The recent arrival of a large number of packages, all in plain brown wrappers, has the mark of Liza Bean Bitey’s fine paw all over it.
“What is Zurich Exports?”
Liza Bean Bitey, suspected international thief, supposed possessor of a collaborative manuscript between her and the late Hunter S. Thompson and small-pawed feline looks up sharply from the watch she is working on.
“Why do you ask?”
“Because it’s on this,” I say, a medium-sized box in my hand.
“I’ll take that,” she purrs, padding smoothly by. The box leaves my hand with a swift efficiency of movement that whisks her past me and out of the room.
I call after her. “What’s in the box?”
“Hmm? I’m sorry,” she says, re-entering the room, “I didn’t hear you.”
I narrow my eyes at her. “What have you been up to?”

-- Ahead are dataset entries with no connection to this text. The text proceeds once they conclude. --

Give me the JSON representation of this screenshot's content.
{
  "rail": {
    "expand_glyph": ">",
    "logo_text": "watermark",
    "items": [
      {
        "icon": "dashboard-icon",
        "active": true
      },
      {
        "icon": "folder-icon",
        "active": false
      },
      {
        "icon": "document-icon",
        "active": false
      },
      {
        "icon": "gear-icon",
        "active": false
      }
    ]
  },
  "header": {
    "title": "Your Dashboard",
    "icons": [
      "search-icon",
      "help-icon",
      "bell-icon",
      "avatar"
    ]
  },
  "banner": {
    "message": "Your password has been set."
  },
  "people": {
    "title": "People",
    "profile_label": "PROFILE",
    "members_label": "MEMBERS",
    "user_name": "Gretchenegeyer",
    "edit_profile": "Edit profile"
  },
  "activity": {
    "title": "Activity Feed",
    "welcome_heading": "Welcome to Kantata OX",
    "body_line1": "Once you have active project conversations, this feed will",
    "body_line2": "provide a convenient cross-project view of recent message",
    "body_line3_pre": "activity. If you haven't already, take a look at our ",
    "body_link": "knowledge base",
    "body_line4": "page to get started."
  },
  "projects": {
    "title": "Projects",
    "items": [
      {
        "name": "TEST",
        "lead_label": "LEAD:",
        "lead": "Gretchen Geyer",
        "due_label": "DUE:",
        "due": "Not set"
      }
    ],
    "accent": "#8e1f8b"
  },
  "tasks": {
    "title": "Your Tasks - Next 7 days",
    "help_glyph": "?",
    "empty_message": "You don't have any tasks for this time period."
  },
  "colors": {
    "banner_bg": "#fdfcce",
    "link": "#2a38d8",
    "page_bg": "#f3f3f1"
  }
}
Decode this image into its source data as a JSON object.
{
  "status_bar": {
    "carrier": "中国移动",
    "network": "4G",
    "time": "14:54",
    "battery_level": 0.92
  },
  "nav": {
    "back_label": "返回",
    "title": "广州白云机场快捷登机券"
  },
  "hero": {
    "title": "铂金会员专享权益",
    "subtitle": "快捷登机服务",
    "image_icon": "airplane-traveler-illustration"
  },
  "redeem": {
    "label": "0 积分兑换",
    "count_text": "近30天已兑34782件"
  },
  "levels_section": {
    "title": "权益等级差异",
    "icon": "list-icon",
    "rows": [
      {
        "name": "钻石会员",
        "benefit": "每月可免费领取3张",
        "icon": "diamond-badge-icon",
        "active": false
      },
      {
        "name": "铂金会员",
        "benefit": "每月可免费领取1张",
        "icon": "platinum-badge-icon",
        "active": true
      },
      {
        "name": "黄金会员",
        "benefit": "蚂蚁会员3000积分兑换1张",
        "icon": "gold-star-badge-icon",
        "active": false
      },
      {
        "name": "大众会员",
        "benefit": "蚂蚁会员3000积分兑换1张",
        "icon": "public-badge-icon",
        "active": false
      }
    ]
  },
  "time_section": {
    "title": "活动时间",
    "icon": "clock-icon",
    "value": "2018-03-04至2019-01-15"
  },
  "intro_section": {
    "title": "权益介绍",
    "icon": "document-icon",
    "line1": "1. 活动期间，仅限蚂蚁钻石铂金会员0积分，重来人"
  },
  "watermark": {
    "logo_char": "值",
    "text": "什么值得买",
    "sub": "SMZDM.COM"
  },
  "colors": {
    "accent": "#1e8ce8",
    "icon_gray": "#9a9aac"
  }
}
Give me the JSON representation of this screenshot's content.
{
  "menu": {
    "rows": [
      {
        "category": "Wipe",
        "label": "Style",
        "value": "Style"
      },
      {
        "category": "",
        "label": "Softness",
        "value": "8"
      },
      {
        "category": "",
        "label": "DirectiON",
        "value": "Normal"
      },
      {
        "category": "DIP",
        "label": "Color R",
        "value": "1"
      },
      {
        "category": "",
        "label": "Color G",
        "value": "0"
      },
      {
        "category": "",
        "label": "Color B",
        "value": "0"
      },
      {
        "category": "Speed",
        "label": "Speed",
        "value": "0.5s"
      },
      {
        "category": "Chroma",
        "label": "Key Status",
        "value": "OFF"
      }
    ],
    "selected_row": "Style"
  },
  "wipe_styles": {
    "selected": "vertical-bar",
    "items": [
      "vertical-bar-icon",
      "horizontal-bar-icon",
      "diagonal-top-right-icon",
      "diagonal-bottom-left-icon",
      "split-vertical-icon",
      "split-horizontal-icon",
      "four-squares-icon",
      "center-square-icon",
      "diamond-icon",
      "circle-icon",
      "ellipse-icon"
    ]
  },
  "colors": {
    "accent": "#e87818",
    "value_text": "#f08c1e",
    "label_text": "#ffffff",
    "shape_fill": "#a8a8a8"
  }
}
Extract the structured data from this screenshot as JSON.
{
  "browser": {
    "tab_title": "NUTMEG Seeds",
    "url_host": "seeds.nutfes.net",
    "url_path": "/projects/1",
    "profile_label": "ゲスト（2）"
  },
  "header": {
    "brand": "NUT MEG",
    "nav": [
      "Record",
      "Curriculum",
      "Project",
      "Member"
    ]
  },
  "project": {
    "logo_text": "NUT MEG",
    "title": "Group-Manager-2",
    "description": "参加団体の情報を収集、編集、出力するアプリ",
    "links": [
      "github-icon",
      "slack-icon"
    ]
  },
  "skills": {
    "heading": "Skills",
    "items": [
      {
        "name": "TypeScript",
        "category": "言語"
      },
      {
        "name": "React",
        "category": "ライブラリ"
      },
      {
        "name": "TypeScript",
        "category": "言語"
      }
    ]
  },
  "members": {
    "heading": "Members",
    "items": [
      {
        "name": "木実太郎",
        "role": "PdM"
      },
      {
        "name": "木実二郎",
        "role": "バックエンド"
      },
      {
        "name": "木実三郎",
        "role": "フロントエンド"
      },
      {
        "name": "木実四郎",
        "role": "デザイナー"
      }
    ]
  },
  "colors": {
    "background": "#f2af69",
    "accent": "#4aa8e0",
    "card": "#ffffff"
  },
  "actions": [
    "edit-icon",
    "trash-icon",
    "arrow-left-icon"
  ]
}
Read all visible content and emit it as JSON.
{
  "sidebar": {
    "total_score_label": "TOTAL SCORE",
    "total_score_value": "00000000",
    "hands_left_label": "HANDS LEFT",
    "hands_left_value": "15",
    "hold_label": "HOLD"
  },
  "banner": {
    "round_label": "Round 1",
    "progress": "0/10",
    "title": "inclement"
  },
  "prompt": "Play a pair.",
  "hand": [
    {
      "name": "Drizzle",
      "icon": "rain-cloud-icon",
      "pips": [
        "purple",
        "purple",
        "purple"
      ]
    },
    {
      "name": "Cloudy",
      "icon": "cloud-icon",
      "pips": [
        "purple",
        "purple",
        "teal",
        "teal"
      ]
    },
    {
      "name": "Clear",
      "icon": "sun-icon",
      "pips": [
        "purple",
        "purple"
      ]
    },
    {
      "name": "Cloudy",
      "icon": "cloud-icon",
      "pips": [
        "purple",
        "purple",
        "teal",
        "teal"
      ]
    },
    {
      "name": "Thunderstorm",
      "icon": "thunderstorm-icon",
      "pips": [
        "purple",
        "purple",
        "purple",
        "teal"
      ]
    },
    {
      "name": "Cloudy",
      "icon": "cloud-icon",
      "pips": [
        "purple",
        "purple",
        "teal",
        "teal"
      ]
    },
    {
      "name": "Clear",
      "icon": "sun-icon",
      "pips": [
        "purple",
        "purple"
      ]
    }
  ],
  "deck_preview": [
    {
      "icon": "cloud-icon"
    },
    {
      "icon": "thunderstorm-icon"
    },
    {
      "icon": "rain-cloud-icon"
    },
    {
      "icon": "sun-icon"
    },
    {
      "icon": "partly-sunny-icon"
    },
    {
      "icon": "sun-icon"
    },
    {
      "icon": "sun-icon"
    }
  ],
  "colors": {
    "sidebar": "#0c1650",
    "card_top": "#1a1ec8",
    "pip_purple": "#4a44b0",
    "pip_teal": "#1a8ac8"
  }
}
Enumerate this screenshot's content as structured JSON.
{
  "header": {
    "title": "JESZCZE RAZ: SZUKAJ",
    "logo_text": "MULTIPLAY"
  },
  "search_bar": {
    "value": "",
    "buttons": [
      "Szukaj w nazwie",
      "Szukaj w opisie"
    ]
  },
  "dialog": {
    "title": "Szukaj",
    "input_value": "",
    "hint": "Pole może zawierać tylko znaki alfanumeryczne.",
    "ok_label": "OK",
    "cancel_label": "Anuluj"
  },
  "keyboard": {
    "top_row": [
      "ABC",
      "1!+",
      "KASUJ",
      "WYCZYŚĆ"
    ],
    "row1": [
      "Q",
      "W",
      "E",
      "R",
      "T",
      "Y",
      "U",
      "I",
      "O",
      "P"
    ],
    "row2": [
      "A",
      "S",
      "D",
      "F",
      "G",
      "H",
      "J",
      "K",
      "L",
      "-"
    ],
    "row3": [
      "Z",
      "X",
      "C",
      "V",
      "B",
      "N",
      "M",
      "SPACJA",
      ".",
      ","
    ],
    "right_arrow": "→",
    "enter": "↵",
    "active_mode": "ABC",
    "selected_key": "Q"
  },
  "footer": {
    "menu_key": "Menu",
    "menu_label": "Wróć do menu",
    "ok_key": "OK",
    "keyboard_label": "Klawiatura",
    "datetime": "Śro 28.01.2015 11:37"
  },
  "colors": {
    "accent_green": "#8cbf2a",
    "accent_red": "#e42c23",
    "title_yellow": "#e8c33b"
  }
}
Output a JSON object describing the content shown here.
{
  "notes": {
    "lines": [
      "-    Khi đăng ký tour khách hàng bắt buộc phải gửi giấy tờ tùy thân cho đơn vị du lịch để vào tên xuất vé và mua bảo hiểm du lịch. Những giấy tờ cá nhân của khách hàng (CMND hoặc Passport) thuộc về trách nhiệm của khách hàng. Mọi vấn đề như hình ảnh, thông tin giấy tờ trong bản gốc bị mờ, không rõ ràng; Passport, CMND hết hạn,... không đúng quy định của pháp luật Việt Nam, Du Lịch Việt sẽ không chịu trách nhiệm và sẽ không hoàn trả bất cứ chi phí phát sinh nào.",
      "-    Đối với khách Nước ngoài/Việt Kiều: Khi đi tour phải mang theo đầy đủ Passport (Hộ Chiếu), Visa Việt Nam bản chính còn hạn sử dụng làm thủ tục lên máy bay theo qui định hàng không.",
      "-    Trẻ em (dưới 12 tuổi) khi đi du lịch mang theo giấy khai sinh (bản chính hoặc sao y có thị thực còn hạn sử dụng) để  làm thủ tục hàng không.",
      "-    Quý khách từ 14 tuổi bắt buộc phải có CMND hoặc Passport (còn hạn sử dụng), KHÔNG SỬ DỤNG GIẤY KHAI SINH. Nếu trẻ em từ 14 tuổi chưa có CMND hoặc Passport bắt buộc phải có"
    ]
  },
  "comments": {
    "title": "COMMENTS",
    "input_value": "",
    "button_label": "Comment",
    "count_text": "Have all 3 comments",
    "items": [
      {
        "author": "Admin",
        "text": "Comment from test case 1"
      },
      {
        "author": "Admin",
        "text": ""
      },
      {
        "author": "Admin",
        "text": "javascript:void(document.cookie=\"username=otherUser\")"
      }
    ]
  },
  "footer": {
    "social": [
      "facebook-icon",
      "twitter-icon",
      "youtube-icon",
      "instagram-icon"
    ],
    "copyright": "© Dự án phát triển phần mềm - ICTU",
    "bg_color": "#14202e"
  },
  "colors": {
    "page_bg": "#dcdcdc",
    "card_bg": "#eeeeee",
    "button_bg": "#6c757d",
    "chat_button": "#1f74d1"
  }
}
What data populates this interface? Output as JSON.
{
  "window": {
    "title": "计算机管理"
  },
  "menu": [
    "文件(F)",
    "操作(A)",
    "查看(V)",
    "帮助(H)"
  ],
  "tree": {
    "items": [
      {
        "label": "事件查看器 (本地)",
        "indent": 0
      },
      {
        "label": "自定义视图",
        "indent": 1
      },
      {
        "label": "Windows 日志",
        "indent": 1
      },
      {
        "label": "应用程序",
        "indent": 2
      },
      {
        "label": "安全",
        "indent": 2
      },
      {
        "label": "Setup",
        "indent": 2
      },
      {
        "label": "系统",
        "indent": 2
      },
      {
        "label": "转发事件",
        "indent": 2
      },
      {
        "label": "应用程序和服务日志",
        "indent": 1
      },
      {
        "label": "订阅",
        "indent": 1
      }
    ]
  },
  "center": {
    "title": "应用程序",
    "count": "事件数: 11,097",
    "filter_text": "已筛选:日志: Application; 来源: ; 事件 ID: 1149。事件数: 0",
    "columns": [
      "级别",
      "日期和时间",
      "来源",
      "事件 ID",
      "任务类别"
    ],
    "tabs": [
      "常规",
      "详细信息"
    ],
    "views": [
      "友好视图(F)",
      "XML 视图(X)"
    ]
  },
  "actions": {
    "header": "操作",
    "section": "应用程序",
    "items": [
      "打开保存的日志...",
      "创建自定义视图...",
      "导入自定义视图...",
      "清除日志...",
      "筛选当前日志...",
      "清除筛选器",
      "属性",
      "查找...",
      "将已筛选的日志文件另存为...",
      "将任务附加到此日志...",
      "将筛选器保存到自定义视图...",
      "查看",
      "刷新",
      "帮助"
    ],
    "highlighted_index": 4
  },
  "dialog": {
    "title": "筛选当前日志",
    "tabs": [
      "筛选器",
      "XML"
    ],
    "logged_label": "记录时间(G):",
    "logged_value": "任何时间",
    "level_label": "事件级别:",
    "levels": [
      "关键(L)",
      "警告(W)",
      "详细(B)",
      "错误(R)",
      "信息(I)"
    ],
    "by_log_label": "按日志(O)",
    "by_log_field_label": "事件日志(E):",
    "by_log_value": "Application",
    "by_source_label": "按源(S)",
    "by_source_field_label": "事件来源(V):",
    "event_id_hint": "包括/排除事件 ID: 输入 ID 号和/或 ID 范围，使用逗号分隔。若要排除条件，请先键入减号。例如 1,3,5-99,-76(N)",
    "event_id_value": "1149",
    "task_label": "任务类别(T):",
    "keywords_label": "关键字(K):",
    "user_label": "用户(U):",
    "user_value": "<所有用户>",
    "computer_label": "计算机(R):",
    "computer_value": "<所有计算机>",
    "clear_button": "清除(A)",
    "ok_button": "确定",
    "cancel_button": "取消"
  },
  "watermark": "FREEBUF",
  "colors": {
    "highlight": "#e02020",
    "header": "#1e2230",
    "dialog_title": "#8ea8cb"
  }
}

She smiles, an un-nerving and utterly charming thing in a cat. “I can’t always take the car,” she demurs, a reference to how often she borrows the Honda, “and I do have certain obligations, you know.”
I am stunned. Liza Bean Bitey (of the Minneapolis Biteys), while inaccurately described as “stingy” would nevertheless fall within the “thrifty” category. A failed investment in a Philippine oil rig a number of years ago put a sudden end to the high life she’d been accustomed to, and outside of insisting on the best gin available and a new dress collar every year, it’s a sad fact that she only half-reaches for the tab at the end of a night.
“Don’t look at me like that,” she says, almost gruffly. I hadn’t realized I’d been staring at her. She waves me away, returning her attention to the dismantled watch in front of her. “Anyway,” she says thoughtfully, lifting a tiny cog, “you’re not the only one on this year’s gift list.”
Again I am surprised. Who could she be buying for? I say nothing but raise an eyebrow.
The cat purrs. “I heard that,” she says.